Editor's Viewpoint: Victims' treatment is simply shameful
The European Day for Victims of Terrorism was marked yesterday by a moving event at Stormont, and in other ways. They reminded us of the importance of reconsidering Troubles victims and survivors, and how it relates to 20 years of the peace process.
Considering the huge number of people defined as "victims and survivors", they have often found it difficult to make their voices heard.
There is no suggestion that San Francisco Mayor London Breed was aware that the European Day for Victims of Terrorism was imminent when she honoured former Deputy First Minister and one-time IRA commander Martin McGuinness for his "courageous service in the military".
However, her boneheaded intervention would have been equally offensive on any other day of the year.
Sadly, victims and survivors often struggle to receive the recognition of the suffering they endured - and continue to endure - rather than inflicting suffering on others.
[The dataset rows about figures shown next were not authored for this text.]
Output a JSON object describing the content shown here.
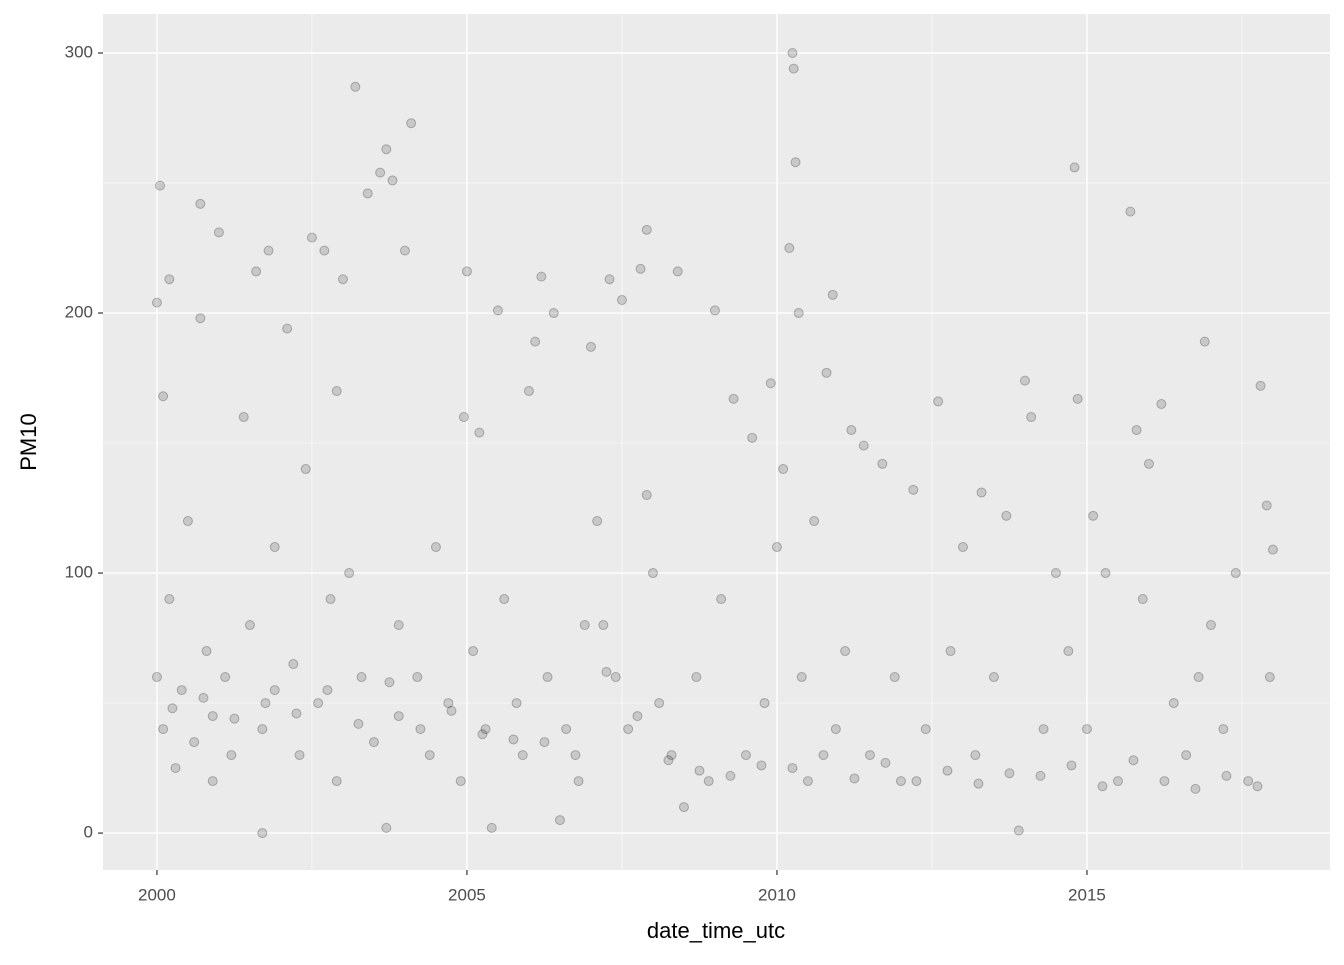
{
  "chart_data": {
    "type": "scatter",
    "x_label": "date_time_utc",
    "y_label": "PM10",
    "xlim": [
      1999.13,
      2018.92
    ],
    "ylim": [
      -14.2,
      315
    ],
    "xticks": [
      2000,
      2005,
      2010,
      2015
    ],
    "yticks": [
      0,
      100,
      200,
      300
    ],
    "x_minor_ticks": [
      2002.5,
      2007.5,
      2012.5,
      2017.5
    ],
    "y_minor_ticks": [
      50,
      150,
      250
    ],
    "grid": true,
    "series": [
      {
        "color": "#000000",
        "x": [
          2000.0,
          2000.05,
          2000.1,
          2000.2,
          2000.0,
          2000.1,
          2000.2,
          2000.3,
          2000.4,
          2000.5,
          2000.6,
          2000.7,
          2000.7,
          2000.8,
          2000.9,
          2000.9,
          2001.0,
          2001.1,
          2001.2,
          2001.4,
          2001.5,
          2001.6,
          2001.7,
          2001.7,
          2001.8,
          2001.9,
          2001.9,
          2002.1,
          2002.2,
          2002.3,
          2002.4,
          2002.5,
          2002.6,
          2002.7,
          2002.8,
          2002.9,
          2002.9,
          2003.0,
          2003.1,
          2003.2,
          2003.3,
          2003.4,
          2003.5,
          2003.6,
          2003.7,
          2003.7,
          2003.8,
          2003.9,
          2003.9,
          2004.0,
          2004.1,
          2004.2,
          2004.4,
          2004.5,
          2004.7,
          2004.9,
          2004.95,
          2005.0,
          2005.1,
          2005.2,
          2005.3,
          2005.4,
          2005.5,
          2005.6,
          2005.8,
          2005.9,
          2006.0,
          2006.1,
          2006.2,
          2006.3,
          2006.4,
          2006.5,
          2006.6,
          2006.8,
          2006.9,
          2007.0,
          2007.1,
          2007.2,
          2007.3,
          2007.4,
          2007.5,
          2007.6,
          2007.8,
          2007.9,
          2007.9,
          2008.0,
          2008.1,
          2008.3,
          2008.4,
          2008.5,
          2008.7,
          2008.9,
          2009.0,
          2009.1,
          2009.3,
          2009.5,
          2009.6,
          2009.8,
          2009.9,
          2010.0,
          2010.1,
          2010.2,
          2010.25,
          2010.27,
          2010.3,
          2010.35,
          2010.4,
          2010.5,
          2010.6,
          2010.8,
          2010.9,
          2010.95,
          2011.1,
          2011.2,
          2011.4,
          2011.5,
          2011.7,
          2011.9,
          2012.0,
          2012.2,
          2012.4,
          2012.6,
          2012.8,
          2013.0,
          2013.2,
          2013.3,
          2013.5,
          2013.7,
          2013.9,
          2014.0,
          2014.1,
          2014.3,
          2014.5,
          2014.7,
          2014.8,
          2014.85,
          2015.0,
          2015.1,
          2015.3,
          2015.5,
          2015.7,
          2015.8,
          2015.9,
          2016.0,
          2016.2,
          2016.4,
          2016.6,
          2016.8,
          2016.9,
          2017.0,
          2017.2,
          2017.4,
          2017.6,
          2017.8,
          2017.9,
          2018.0,
          2017.95,
          2000.25,
          2000.75,
          2001.25,
          2001.75,
          2002.25,
          2002.75,
          2003.25,
          2003.75,
          2004.25,
          2004.75,
          2005.25,
          2005.75,
          2006.25,
          2006.75,
          2007.25,
          2007.75,
          2008.25,
          2008.75,
          2009.25,
          2009.75,
          2010.25,
          2010.75,
          2011.25,
          2011.75,
          2012.25,
          2012.75,
          2013.25,
          2013.75,
          2014.25,
          2014.75,
          2015.25,
          2015.75,
          2016.25,
          2016.75,
          2017.25,
          2017.75
        ],
        "values": [
          204,
          249,
          168,
          213,
          60,
          40,
          90,
          25,
          55,
          120,
          35,
          242,
          198,
          70,
          20,
          45,
          231,
          60,
          30,
          160,
          80,
          216,
          40,
          0,
          224,
          110,
          55,
          194,
          65,
          30,
          140,
          229,
          50,
          224,
          90,
          20,
          170,
          213,
          100,
          287,
          60,
          246,
          35,
          254,
          263,
          2,
          251,
          80,
          45,
          224,
          273,
          60,
          30,
          110,
          50,
          20,
          160,
          216,
          70,
          154,
          40,
          2,
          201,
          90,
          50,
          30,
          170,
          189,
          214,
          60,
          200,
          5,
          40,
          20,
          80,
          187,
          120,
          80,
          213,
          60,
          205,
          40,
          217,
          232,
          130,
          100,
          50,
          30,
          216,
          10,
          60,
          20,
          201,
          90,
          167,
          30,
          152,
          50,
          173,
          110,
          140,
          225,
          300,
          294,
          258,
          200,
          60,
          20,
          120,
          177,
          207,
          40,
          70,
          155,
          149,
          30,
          142,
          60,
          20,
          132,
          40,
          166,
          70,
          110,
          30,
          131,
          60,
          122,
          1,
          174,
          160,
          40,
          100,
          70,
          256,
          167,
          40,
          122,
          100,
          20,
          239,
          155,
          90,
          142,
          165,
          50,
          30,
          60,
          189,
          80,
          40,
          100,
          20,
          172,
          126,
          109,
          60,
          48,
          52,
          44,
          50,
          46,
          55,
          42,
          58,
          40,
          47,
          38,
          36,
          35,
          30,
          62,
          45,
          28,
          24,
          22,
          26,
          25,
          30,
          21,
          27,
          20,
          24,
          19,
          23,
          22,
          26,
          18,
          28,
          20,
          17,
          22,
          18
        ]
      }
    ]
  }
}
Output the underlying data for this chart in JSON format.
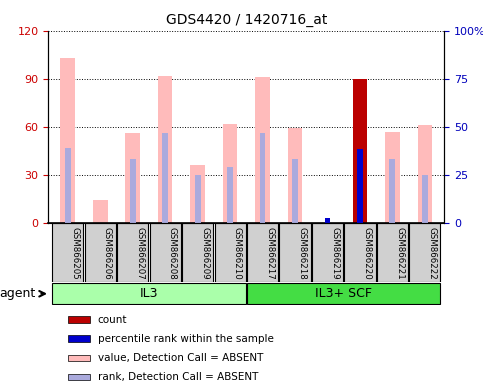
{
  "title": "GDS4420 / 1420716_at",
  "samples": [
    "GSM866205",
    "GSM866206",
    "GSM866207",
    "GSM866208",
    "GSM866209",
    "GSM866210",
    "GSM866217",
    "GSM866218",
    "GSM866219",
    "GSM866220",
    "GSM866221",
    "GSM866222"
  ],
  "groups": [
    {
      "label": "IL3",
      "start": 0,
      "end": 5,
      "color": "#aaffaa"
    },
    {
      "label": "IL3+ SCF",
      "start": 6,
      "end": 11,
      "color": "#44dd44"
    }
  ],
  "value_absent": [
    103,
    14,
    56,
    92,
    36,
    62,
    91,
    59,
    0,
    0,
    57,
    61
  ],
  "rank_absent": [
    47,
    0,
    40,
    56,
    30,
    35,
    56,
    40,
    0,
    0,
    40,
    30
  ],
  "count_present": [
    0,
    0,
    0,
    0,
    0,
    0,
    0,
    0,
    0,
    90,
    0,
    0
  ],
  "rank_present": [
    0,
    0,
    0,
    0,
    0,
    0,
    0,
    0,
    3,
    46,
    0,
    0
  ],
  "ylim_left": [
    0,
    120
  ],
  "ylim_right": [
    0,
    100
  ],
  "yticks_left": [
    0,
    30,
    60,
    90,
    120
  ],
  "yticks_right": [
    0,
    25,
    50,
    75,
    100
  ],
  "ytick_labels_left": [
    "0",
    "30",
    "60",
    "90",
    "120"
  ],
  "ytick_labels_right": [
    "0",
    "25",
    "50",
    "75",
    "100%"
  ],
  "color_count": "#bb0000",
  "color_rank_present": "#0000cc",
  "color_value_absent": "#ffbbbb",
  "color_rank_absent": "#aaaadd",
  "legend_items": [
    {
      "color": "#bb0000",
      "label": "count"
    },
    {
      "color": "#0000cc",
      "label": "percentile rank within the sample"
    },
    {
      "color": "#ffbbbb",
      "label": "value, Detection Call = ABSENT"
    },
    {
      "color": "#aaaadd",
      "label": "rank, Detection Call = ABSENT"
    }
  ],
  "axis_color_left": "#cc0000",
  "axis_color_right": "#0000bb",
  "agent_label": "agent"
}
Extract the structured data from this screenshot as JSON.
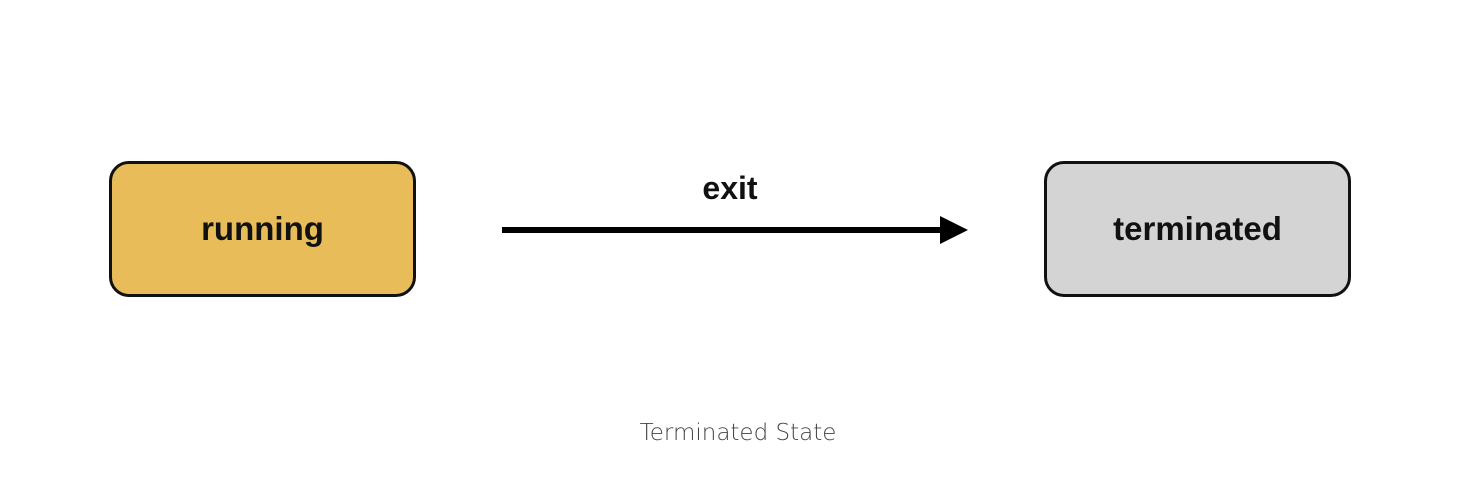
{
  "states": {
    "running": {
      "label": "running",
      "fill": "#E8BC58"
    },
    "terminated": {
      "label": "terminated",
      "fill": "#D4D4D4"
    }
  },
  "transition": {
    "label": "exit",
    "color": "#000000"
  },
  "caption": "Terminated State"
}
Much of the official response to the victims and survivors, and to their needs, has been lacklustre. The different formulas for Victims' Commissioners, and the stop-start implementation of the structures to address victims' concerns have left them feeling powerless. Even worse, they may feel that they are somehow an irritant to the peace process, and that it would be better if they simply faded away.
Thankfully, many survivors have chosen not to go quietly. They include people like Geraldine Ferguson, whose son Sapper Patrick Azimkar was murdered at Massereene Barracks 10 years ago.
Another strong voice is that of retired RUC officer Mervyn Lewers, who was caught up in an IRA booby-trap explosion in Londonderry in 1988.
These people spoke powerfully at the Stormont event, their words a clear indictment of our society's treatment of victims and survivors.
We all, governing and governed, should burn with shame at our abandonment of them. It would be some small admission of how far we have failed them if, at the earliest electoral opportunity, we returned politicians to Stormont, Westminster and our local councils with a specific mandate to prioritise institutions and mechanisms to recognise victims and survivors.
The first such opportunity comes with local council and possibly EU elections (if Brexit is delayed) in May. However, there are two big questions - will our politicians rise to the task? And will we?